In the cultures of the ancient Near East, dreams fell into different categories, each of which was understood differently. Among everyday dreams, a distinction was drawn between ordinary dreams, without any significance, and others that were signs of destiny; these dream omensrequired the interpretative skills of a specialist—a professional diviner, or oneiromancer. Other dreams contained a clear and direct message from a divinity and did not require interpreters. These message dreams were akin to oracles, and those who received them (men or women) were considered to be prophets or messengers of the gods. Still other dreams were the particular privilege of kings; they were made up of grandiose, symbolic scenes or images, sometimes with divine apparitions. Enigmatic in content, these symbolic dreams required an interpreter (male or female), using either intuition or divine inspiration to decipher them.
These distinctions are present in the Hebrew Bible, though there is no clear evidence of oneiromancy for everyday dreams; perhaps the practice was covered by the general prohibition of divination (Deut 18:10-11), though it is not the subject of any specific legislation. Nevertheless, the premonitory character of certain dreams was clearly recognized (Judg 7:13-15), and the belief that God could use dreams to instruct an individual directly (Job 33:14-18) was shared with other peoples of antiquity. According to the Babylonian Talmud, in the Roman period there were 24 rabbinic dream-interpreters practicing in Jerusalem for a fee (b.Berakot 55a-b).
Dreams reputed to have been sent by God fall into two categories: those seen (visual) and those heard (auditory). The former are symbolic and need an interpretation; they are found mainly in the story of Joseph (Gen 37:5-11, Gen 40-41) and in the narratives of the book of Daniel (Dan 2, Dan 4, Dan 7). These dream narratives are literary fictions intended to highlight the ability and the wisdom of the interpreter (Joseph or Daniel). Auditory dreams, in contrast, convey a clear message from God; they are addressed to kings, such as Solomon (1Kgs 3) or Abimelech (Gen 20:3-7); or to patriarchs, such as Jacob (Gen 28); or to other important figures, such as Laban (Gen 31:24). This kind of dream usually had the function of legitimizing the authority of the dreamer by showing his close connection with God.
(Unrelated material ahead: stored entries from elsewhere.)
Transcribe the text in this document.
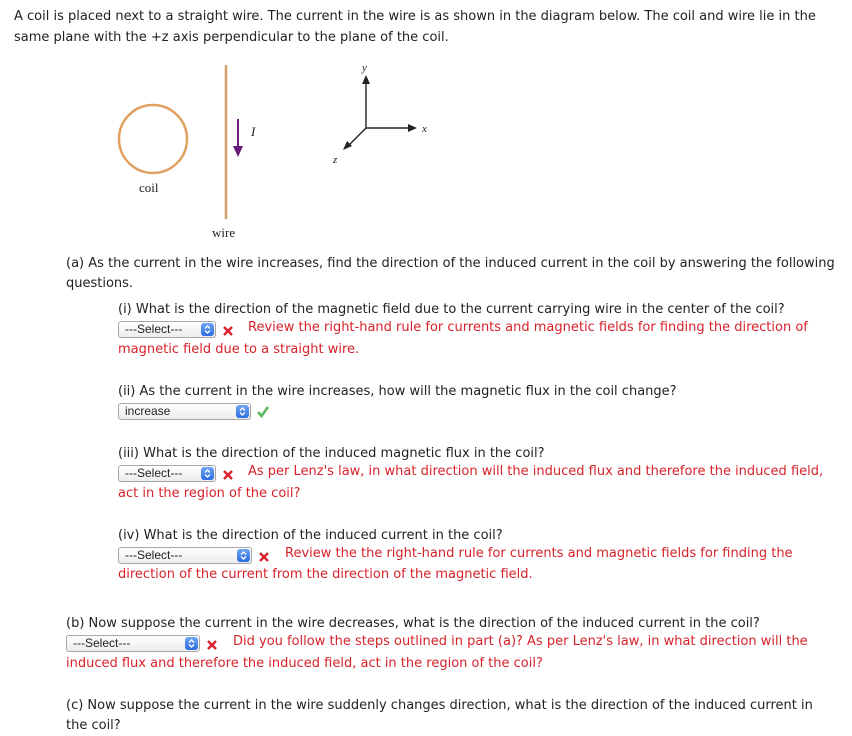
A coil is placed next to a straight wire. The current in the wire is as shown in the diagram below. The coil and wire lie in the
same plane with the +z axis perpendicular to the plane of the coil.
coil
wire
I
y
x
z
(a) As the current in the wire increases, find the direction of the induced current in the coil by answering the following
questions.
(i) What is the direction of the magnetic field due to the current carrying wire in the center of the coil?
---Select---	Review the right-hand rule for currents and magnetic fields for finding the direction of
magnetic field due to a straight wire.
(ii) As the current in the wire increases, how will the magnetic flux in the coil change?
increase
(iii) What is the direction of the induced magnetic flux in the coil?
---Select---	As per Lenz's law, in what direction will the induced flux and therefore the induced field,
act in the region of the coil?
(iv) What is the direction of the induced current in the coil?
---Select---	Review the the right-hand rule for currents and magnetic fields for finding the
direction of the current from the direction of the magnetic field.
(b) Now suppose the current in the wire decreases, what is the direction of the induced current in the coil?
---Select---	Did you follow the steps outlined in part (a)? As per Lenz's law, in what direction will the
induced flux and therefore the induced field, act in the region of the coil?
(c) Now suppose the current in the wire suddenly changes direction, what is the direction of the induced current in
the coil?
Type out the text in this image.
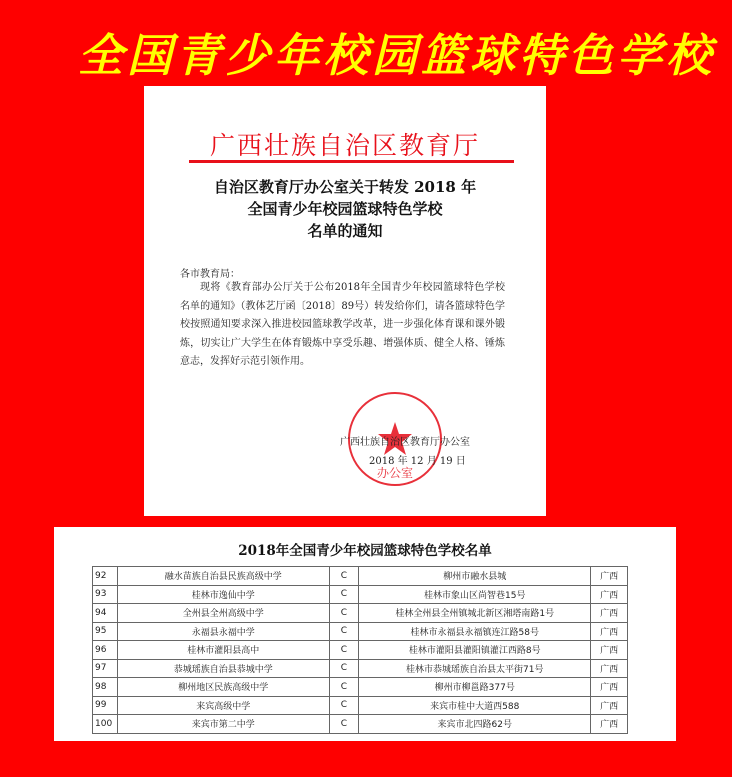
全国青少年校园篮球特色学校
广西壮族自治区教育厅
自治区教育厅办公室关于转发 2018 年
全国青少年校园篮球特色学校
名单的通知
各市教育局：
现将《教育部办公厅关于公布2018年全国青少年校园篮球特色学校名单的通知》（教体艺厅函〔2018〕89号）转发给你们，请各篮球特色学校按照通知要求深入推进校园篮球教学改革，进一步强化体育课和课外锻炼，切实让广大学生在体育锻炼中享受乐趣、增强体质、健全人格、锤炼意志，发挥好示范引领作用。
办公室
广西壮族自治区教育厅办公室
2018 年 12 月 19 日
2018年全国青少年校园篮球特色学校名单
92	融水苗族自治县民族高级中学	C	柳州市融水县城	广西
93	桂林市逸仙中学	C	桂林市象山区尚智巷15号	广西
94	全州县全州高级中学	C	桂林全州县全州镇城北新区湘塔南路1号	广西
95	永福县永福中学	C	桂林市永福县永福镇连江路58号	广西
96	桂林市灌阳县高中	C	桂林市灌阳县灌阳镇灌江西路8号	广西
97	恭城瑶族自治县恭城中学	C	桂林市恭城瑶族自治县太平街71号	广西
98	柳州地区民族高级中学	C	柳州市柳邕路377号	广西
99	来宾高级中学	C	来宾市桂中大道西588	广西
100	来宾市第二中学	C	来宾市北四路62号	广西
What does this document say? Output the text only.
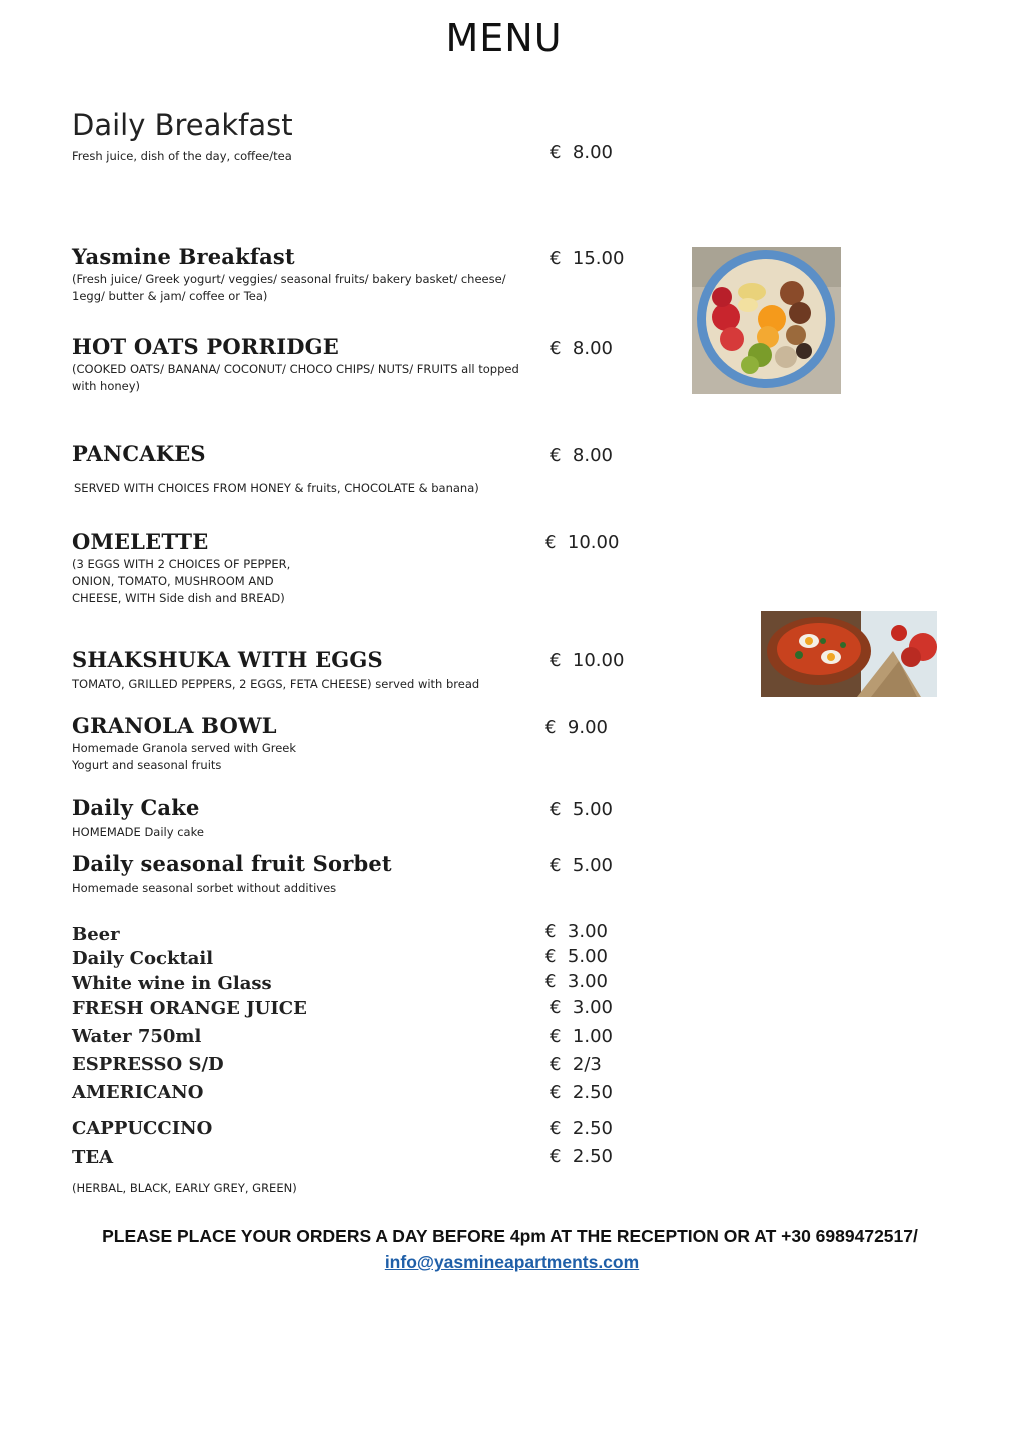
MENU
Daily Breakfast
Fresh juice, dish of the day, coffee/tea	€  8.00
Yasmine Breakfast
(Fresh juice/ Greek yogurt/ veggies/ seasonal fruits/ bakery basket/ cheese/
1egg/ butter & jam/ coffee or Tea)
€  15.00
HOT OATS PORRIDGE
(COOKED OATS/ BANANA/ COCONUT/ CHOCO CHIPS/ NUTS/ FRUITS all topped
with honey)
€  8.00
PANCAKES
SERVED WITH CHOICES FROM HONEY & fruits, CHOCOLATE & banana)
€  8.00
OMELETTE
(3 EGGS WITH 2 CHOICES OF PEPPER,
ONION, TOMATO, MUSHROOM AND
CHEESE, WITH Side dish and BREAD)
€  10.00
SHAKSHUKA WITH EGGS
TOMATO, GRILLED PEPPERS, 2 EGGS, FETA CHEESE) served with bread
€  10.00
GRANOLA BOWL
Homemade Granola served with Greek
Yogurt and seasonal fruits
€  9.00
Daily Cake
HOMEMADE Daily cake
€  5.00
Daily seasonal fruit Sorbet
Homemade seasonal sorbet without additives
€  5.00
Beer	€  3.00
Daily Cocktail	€  5.00
White wine in Glass	€  3.00
FRESH ORANGE JUICE	€  3.00
Water 750ml	€  1.00
ESPRESSO S/D	€  2/3
AMERICANO	€  2.50
CAPPUCCINO	€  2.50
TEA	€  2.50
(HERBAL, BLACK, EARLY GREY, GREEN)
PLEASE PLACE YOUR ORDERS A DAY BEFORE 4pm AT THE RECEPTION OR AT +30 6989472517/
info@yasmineapartments.com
Although the prophetic books speak of dreams very rarely and are sometimes contradictory on the subject, it is certain that some form of dream, which is never precisely described, did sometimes influence prophetic inspiration (Num 12:6-8). Some prophets received oracles by night and then uttered them by day (1Sam 15:16, 2Sam 7:4-5, Jer 31:26). Balaam even converses with God by night (Num 22) before pronouncing his oracles. The story of Samuel’s calling (1Sam 3) illustrates perfectly how the divine word addresses a particular state of consciousness by night; there is no vision but rather a word heard during the sleep which awakens the prophet’s consciousness, in his sleep, to the fact that he is listening to a divine message. When Jeremiah condemns “false prophets” who present their dreams as divine oracles (Jer 23:25-32), he criticizes the fact that their dreams or visions come from their imagination and not from God (see also Jer 14:14, Zech 10:2). Nevertheless, Jer 29:8 and Deut 13:2-6 also express some distrust of dreams, possibly in reaction to the influence exerted on exiled Jews by Babylonian oneiromancy.
In the Judaism of the Second Temple period, dreams constituted a recognized means of access to divine wisdom, even if it was strictly controlled (Sir 34:1-8), and an oracle in the book of Joel considers dreams to be one of the eschatological manifestations of the outpouring of the Spirit (Joel 2:28). The ability of certain wise men to interpret dreams and prophecies was considered a gift from God, as is illustrated by figures such as Joseph (Gen 40-41), whose story was written in the Jewish diaspora during the Persian period, or Daniel (Dan 1-6). From the second century B.C.E., when prophecy was thought to have ended, this form of inspiration took over and was expressed in the visionary style of apocalyptic writings. In these writings, the difference between dreams and visions to all intents and purposes disappears, as in Dan 7-12 or in 1 Enoch.